Two points I especially appreciated:

1. “Just take omega-3” may be too simplistic for APOE4. If APOE4 shifts fatty-acid handling toward higher turnover/oxidation or altered delivery to the CNS, then the bottleneck isn’t necessarily intake, but it’s where the DHA ends up and whether it stays incorporated where it matters (membranes). 

2. The idea (as you outline) that the brain may be pulling in DHA as compensation—not sufficiency—is a subtle but clinically important distinction, and it aligns with how fragile systems behave under chronic stress: higher flux can coexist with lower effective reserves. 

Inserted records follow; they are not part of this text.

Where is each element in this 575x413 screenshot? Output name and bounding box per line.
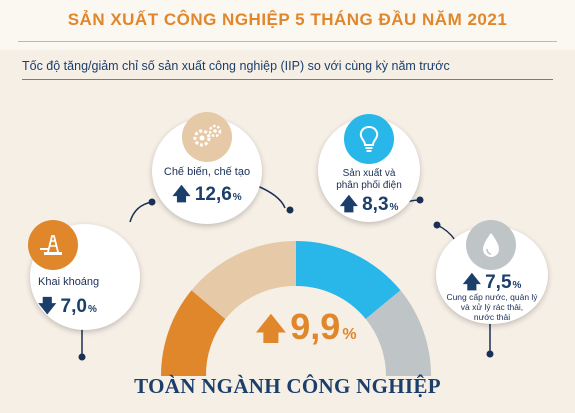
arrow-up-icon: 🡅 bbox=[172, 184, 191, 204]
sector-label: Khai khoáng bbox=[38, 276, 100, 288]
connector-dot bbox=[486, 350, 494, 358]
overall-label: TOÀN NGÀNH CÔNG NGHIỆP bbox=[134, 374, 441, 398]
arrow-up-icon: 🡅 bbox=[339, 194, 359, 214]
sector-label-line: Cung cấp nước, quản lý bbox=[446, 292, 538, 302]
gauge-segment-electricity bbox=[296, 240, 401, 319]
connector-dot bbox=[148, 198, 156, 206]
connector-dot bbox=[78, 353, 86, 361]
connector-dot bbox=[416, 196, 424, 204]
sector-label: Sản xuất và phân phối điện bbox=[324, 168, 414, 192]
gauge-segment-mining bbox=[160, 290, 226, 376]
overall-unit: % bbox=[342, 326, 357, 343]
sector-label-line: Sản xuất và bbox=[342, 168, 396, 179]
value-number: 7,5 bbox=[485, 272, 512, 293]
value-number: 7,0 bbox=[60, 296, 87, 317]
sector-label: Cung cấp nước, quản lý và xử lý rác thải… bbox=[438, 292, 546, 322]
sector-value: 🡅 12,6 % bbox=[157, 182, 257, 212]
sector-label-line: nước thải bbox=[473, 312, 511, 322]
sector-label-line: và xử lý rác thải, bbox=[460, 302, 524, 312]
value-number: 12,6 bbox=[194, 184, 232, 205]
sector-value: 🡅 7,5 % bbox=[436, 270, 548, 300]
bubble-water: 🡅 7,5 % Cung cấp nước, quản lý và xử lý … bbox=[436, 220, 548, 324]
gauge-segment-manufacturing bbox=[191, 240, 296, 319]
sector-label-line: phân phối điện bbox=[336, 180, 402, 191]
water-drop-icon bbox=[466, 220, 516, 270]
bubble-mining: Khai khoáng 🡇 7,0 % bbox=[28, 220, 140, 330]
bubble-manufacturing: Chế biến, chế tạo 🡅 12,6 % bbox=[152, 112, 262, 224]
connector-manufacturing bbox=[254, 184, 286, 209]
connector-water bbox=[436, 224, 456, 241]
page-title: SẢN XUẤT CÔNG NGHIỆP 5 THÁNG ĐẦU NĂM 202… bbox=[67, 10, 508, 29]
overall-number: 9,9 bbox=[290, 306, 341, 347]
connector-dot bbox=[433, 221, 441, 229]
page-subtitle: Tốc độ tăng/giảm chỉ số sản xuất công ng… bbox=[22, 59, 450, 73]
sector-value: 🡇 7,0 % bbox=[38, 294, 118, 324]
bubble-electricity: Sản xuất và phân phối điện 🡅 8,3 % bbox=[318, 114, 420, 222]
lightbulb-icon bbox=[344, 114, 394, 164]
gears-icon bbox=[182, 112, 232, 162]
sector-label: Chế biến, chế tạo bbox=[163, 166, 251, 178]
overall-value: 🡅 9,9% bbox=[236, 306, 376, 358]
arrow-down-icon: 🡇 bbox=[38, 296, 57, 316]
oil-rig-icon bbox=[28, 220, 78, 270]
value-unit: % bbox=[389, 202, 399, 213]
sector-value: 🡅 8,3 % bbox=[318, 192, 420, 222]
value-unit: % bbox=[87, 304, 97, 315]
subtitle-divider bbox=[22, 79, 553, 80]
gauge-segment-water bbox=[365, 290, 432, 376]
title-bar bbox=[0, 0, 575, 50]
value-unit: % bbox=[232, 192, 242, 203]
value-number: 8,3 bbox=[362, 194, 389, 215]
value-unit: % bbox=[512, 280, 522, 291]
arrow-up-icon: 🡅 bbox=[462, 272, 482, 292]
arrow-up-icon: 🡅 bbox=[255, 313, 287, 346]
connector-mining-top bbox=[129, 201, 153, 223]
connector-dot bbox=[286, 206, 294, 214]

Also: spotlighting Hussein Yassine’s line of work helps anchor this in real translational science, especially the focus on APOE genotype, DHA delivery/uptake, and inflammatory lipid pathways. 

This post makes a strong case that membrane vulnerability + lipid signaling should be treated as a first-class target in APOE4, not an afterthought.

Nurse Jeannie Capone's avatar

I really think we have a lot to learn and discuss about cPLA2 overactivity and what we can do in the meantime before folks like Yassine can develop inhibitors. This to me feels like THE cutting edge of the fight. I'm so glad you're here for it!